3 The photo, the detailed description of the house, and its sales history are all from the Forsyth County (Ga.) Board of Assessors website; the house was owned by the manager, Posani, and his spouse from October 10, 2006, until December 5, 2011. The address of the house was obtained from the files of the Posani bankruptcy case.
6 For more on this history, see Reddy's letter to the judge in his case (document 9-1) in the PACER entry cited in note 1.
7 Dunkin' Donuts Franchising LLC v. Nova Retailing Holdings, Inc., PACER case 1:09-cv-00380-CMH-TRJ.
8 The federal moves against Goguri, Konda, and Reddy, all filed in the Eastern District of Virginia, are PACER cases 1:11-mj-00035-TCB, 1:13-cr-00234-CMH, and 1:11-cr-00003-JCC, respectively.
9 For more on this program, see David Seminara, "Dirty Work: In-Sourcing American Jobs with H-2B Guestworkers", Center for Immigration Studies Backgrounder, January 2010.

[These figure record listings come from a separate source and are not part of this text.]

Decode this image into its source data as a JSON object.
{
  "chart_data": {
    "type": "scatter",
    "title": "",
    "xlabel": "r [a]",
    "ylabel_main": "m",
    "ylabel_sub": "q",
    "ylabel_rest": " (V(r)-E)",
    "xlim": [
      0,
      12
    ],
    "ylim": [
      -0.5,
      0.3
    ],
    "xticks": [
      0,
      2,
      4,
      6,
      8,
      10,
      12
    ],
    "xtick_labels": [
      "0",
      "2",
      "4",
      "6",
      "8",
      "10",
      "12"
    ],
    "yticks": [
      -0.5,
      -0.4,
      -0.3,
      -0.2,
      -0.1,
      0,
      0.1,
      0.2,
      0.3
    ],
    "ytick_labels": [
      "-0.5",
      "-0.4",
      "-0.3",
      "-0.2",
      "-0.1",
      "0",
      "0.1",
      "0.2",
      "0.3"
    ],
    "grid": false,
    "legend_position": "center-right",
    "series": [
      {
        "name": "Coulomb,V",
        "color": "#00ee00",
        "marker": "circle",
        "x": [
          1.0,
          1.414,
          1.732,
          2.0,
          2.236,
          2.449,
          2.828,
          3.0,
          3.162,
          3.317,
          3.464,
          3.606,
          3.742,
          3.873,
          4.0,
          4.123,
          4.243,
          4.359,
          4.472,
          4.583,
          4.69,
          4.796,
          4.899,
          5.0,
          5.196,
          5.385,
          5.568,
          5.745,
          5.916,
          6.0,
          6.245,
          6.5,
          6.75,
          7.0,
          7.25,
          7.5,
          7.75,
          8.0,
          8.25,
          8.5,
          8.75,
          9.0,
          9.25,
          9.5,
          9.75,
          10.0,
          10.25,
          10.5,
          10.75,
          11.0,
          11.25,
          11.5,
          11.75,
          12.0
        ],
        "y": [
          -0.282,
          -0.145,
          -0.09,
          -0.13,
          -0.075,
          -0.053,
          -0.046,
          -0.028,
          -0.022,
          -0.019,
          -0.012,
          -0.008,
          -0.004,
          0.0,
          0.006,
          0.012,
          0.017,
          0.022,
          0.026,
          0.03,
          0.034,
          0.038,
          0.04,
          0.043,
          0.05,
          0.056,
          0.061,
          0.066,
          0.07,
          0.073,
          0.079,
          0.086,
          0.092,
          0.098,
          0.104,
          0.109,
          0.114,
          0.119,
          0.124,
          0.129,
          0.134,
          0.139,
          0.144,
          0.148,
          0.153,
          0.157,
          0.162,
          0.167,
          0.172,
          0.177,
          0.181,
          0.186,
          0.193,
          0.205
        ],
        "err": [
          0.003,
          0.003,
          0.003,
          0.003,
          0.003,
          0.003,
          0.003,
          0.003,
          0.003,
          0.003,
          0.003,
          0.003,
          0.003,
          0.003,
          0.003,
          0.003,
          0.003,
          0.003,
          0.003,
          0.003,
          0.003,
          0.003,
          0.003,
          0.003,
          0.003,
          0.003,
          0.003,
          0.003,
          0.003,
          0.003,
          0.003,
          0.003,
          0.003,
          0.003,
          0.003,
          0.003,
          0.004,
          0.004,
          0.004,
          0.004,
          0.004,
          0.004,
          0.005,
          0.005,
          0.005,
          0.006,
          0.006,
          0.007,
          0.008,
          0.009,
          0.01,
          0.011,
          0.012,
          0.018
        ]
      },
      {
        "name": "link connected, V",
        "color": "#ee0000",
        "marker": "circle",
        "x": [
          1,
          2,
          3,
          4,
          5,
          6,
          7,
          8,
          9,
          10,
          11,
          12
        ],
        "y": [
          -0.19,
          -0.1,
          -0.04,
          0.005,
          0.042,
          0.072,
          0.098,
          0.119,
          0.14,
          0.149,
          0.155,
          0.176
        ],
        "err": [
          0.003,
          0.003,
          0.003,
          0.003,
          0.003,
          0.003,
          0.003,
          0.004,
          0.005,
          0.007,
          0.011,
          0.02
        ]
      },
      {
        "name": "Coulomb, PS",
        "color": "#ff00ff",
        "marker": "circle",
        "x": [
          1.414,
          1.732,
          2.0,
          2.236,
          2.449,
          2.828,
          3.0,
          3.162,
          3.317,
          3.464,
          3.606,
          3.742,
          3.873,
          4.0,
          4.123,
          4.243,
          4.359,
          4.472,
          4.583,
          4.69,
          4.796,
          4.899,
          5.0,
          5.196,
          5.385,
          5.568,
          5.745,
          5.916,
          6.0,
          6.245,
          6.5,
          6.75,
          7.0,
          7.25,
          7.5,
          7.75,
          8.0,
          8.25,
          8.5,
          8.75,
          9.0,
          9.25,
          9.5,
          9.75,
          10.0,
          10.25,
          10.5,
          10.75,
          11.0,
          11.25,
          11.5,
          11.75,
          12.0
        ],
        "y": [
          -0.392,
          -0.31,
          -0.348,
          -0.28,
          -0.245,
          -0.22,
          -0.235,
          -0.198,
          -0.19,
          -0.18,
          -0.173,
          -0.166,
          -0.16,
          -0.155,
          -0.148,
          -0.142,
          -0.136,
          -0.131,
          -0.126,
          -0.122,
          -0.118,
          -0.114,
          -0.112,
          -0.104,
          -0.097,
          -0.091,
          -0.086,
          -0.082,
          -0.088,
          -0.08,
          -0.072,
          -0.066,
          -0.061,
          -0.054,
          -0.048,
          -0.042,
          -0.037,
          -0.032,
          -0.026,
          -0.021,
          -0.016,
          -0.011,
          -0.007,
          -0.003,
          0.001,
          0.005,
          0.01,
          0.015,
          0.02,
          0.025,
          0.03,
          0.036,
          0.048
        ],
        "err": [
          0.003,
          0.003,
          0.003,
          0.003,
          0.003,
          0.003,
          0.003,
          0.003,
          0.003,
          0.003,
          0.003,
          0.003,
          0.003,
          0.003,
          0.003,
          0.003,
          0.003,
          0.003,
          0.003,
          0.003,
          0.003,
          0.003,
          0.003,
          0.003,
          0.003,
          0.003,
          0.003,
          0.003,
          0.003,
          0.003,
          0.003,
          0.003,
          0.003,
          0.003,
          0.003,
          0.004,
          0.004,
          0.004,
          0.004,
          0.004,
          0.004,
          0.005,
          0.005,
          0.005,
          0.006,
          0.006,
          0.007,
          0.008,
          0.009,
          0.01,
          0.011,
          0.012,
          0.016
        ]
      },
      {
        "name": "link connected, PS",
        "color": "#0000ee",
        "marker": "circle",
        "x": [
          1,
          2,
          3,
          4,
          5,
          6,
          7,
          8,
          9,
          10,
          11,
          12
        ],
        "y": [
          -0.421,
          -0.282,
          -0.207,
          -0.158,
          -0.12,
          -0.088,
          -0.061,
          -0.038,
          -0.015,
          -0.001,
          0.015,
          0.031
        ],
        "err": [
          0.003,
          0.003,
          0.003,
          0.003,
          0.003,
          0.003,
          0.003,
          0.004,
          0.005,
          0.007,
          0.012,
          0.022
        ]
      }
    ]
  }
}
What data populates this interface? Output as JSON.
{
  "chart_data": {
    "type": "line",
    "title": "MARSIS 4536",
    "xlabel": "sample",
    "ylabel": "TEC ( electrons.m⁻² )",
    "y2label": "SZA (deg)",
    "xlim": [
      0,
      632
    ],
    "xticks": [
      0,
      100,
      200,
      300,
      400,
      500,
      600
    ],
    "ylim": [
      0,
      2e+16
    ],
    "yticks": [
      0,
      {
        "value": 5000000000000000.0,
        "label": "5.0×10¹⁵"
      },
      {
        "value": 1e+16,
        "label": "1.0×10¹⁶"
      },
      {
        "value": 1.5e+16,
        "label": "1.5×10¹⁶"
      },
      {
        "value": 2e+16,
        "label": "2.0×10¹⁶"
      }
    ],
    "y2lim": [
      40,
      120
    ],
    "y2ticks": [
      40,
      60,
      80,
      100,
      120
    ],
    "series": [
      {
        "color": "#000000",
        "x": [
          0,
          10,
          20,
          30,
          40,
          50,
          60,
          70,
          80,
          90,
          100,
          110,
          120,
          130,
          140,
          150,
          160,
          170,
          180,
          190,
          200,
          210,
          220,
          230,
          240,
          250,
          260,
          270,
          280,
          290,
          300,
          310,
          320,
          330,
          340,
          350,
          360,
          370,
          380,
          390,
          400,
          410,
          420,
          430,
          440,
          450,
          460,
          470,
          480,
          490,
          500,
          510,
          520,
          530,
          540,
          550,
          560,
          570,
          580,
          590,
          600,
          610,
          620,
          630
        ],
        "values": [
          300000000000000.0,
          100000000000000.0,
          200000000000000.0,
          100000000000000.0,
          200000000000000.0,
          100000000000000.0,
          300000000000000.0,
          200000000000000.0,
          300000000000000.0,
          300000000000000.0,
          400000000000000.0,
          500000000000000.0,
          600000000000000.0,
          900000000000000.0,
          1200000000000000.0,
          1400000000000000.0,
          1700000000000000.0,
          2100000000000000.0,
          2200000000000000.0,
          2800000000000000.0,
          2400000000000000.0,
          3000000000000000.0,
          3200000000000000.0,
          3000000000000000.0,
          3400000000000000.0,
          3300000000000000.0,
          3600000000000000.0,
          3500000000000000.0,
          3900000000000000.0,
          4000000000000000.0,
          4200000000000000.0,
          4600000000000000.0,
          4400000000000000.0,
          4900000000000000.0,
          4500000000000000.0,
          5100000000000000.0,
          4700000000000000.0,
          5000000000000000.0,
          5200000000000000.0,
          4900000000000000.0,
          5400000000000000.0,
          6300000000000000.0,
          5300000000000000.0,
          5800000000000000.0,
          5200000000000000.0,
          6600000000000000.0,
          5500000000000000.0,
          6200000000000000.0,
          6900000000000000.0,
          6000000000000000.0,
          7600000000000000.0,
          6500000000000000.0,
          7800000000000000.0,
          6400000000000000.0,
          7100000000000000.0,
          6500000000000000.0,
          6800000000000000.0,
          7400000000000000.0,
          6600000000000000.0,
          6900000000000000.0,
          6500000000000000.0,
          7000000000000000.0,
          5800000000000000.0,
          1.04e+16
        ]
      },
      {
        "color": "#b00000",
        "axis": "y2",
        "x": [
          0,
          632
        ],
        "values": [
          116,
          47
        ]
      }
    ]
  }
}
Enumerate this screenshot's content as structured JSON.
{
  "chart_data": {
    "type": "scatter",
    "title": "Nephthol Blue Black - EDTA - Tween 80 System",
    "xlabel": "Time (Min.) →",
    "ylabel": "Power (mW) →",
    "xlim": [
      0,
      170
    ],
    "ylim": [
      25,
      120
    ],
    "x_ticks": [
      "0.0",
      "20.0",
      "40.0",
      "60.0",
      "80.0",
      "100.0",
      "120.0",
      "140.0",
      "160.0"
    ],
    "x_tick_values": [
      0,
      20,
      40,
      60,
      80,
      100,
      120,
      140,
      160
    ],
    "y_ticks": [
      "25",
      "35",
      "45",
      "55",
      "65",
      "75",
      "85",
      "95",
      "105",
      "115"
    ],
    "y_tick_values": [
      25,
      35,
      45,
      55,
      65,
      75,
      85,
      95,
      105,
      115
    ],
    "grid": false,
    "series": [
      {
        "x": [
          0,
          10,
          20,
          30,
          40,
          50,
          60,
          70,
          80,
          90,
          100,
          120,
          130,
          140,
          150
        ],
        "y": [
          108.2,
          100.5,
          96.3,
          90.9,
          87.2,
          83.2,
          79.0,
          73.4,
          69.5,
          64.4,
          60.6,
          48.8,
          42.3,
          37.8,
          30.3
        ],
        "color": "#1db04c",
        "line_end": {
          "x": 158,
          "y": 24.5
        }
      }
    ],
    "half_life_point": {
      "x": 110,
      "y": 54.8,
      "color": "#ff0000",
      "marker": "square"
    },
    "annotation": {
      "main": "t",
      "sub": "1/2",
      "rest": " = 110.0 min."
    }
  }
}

10 See PACER case 1:13-cr-00234-CMH.
11 See PACER case 12-14581-BFK, filed on 7/26/12.
12 See note 6.
13 See document 8 in the PACER file cited in note 1.
14 A sample Yelp review: "Seems there are a lot of Indian restaurants popping up in Alpharetta, and the competition is tough. Minerva is the big daddy of them all. By far the largest seating area and biggest buffet. It is best to come on Friday for lunch as the selection is greater. I've been for dinner once and it is a difference experience. Best to stick to lunch."
15 See PACER case 10-24554-reb.
16 The current (March 2014) Internet White Pages shows his wife as living in Cummings, Ga., and it has a listing for his email address.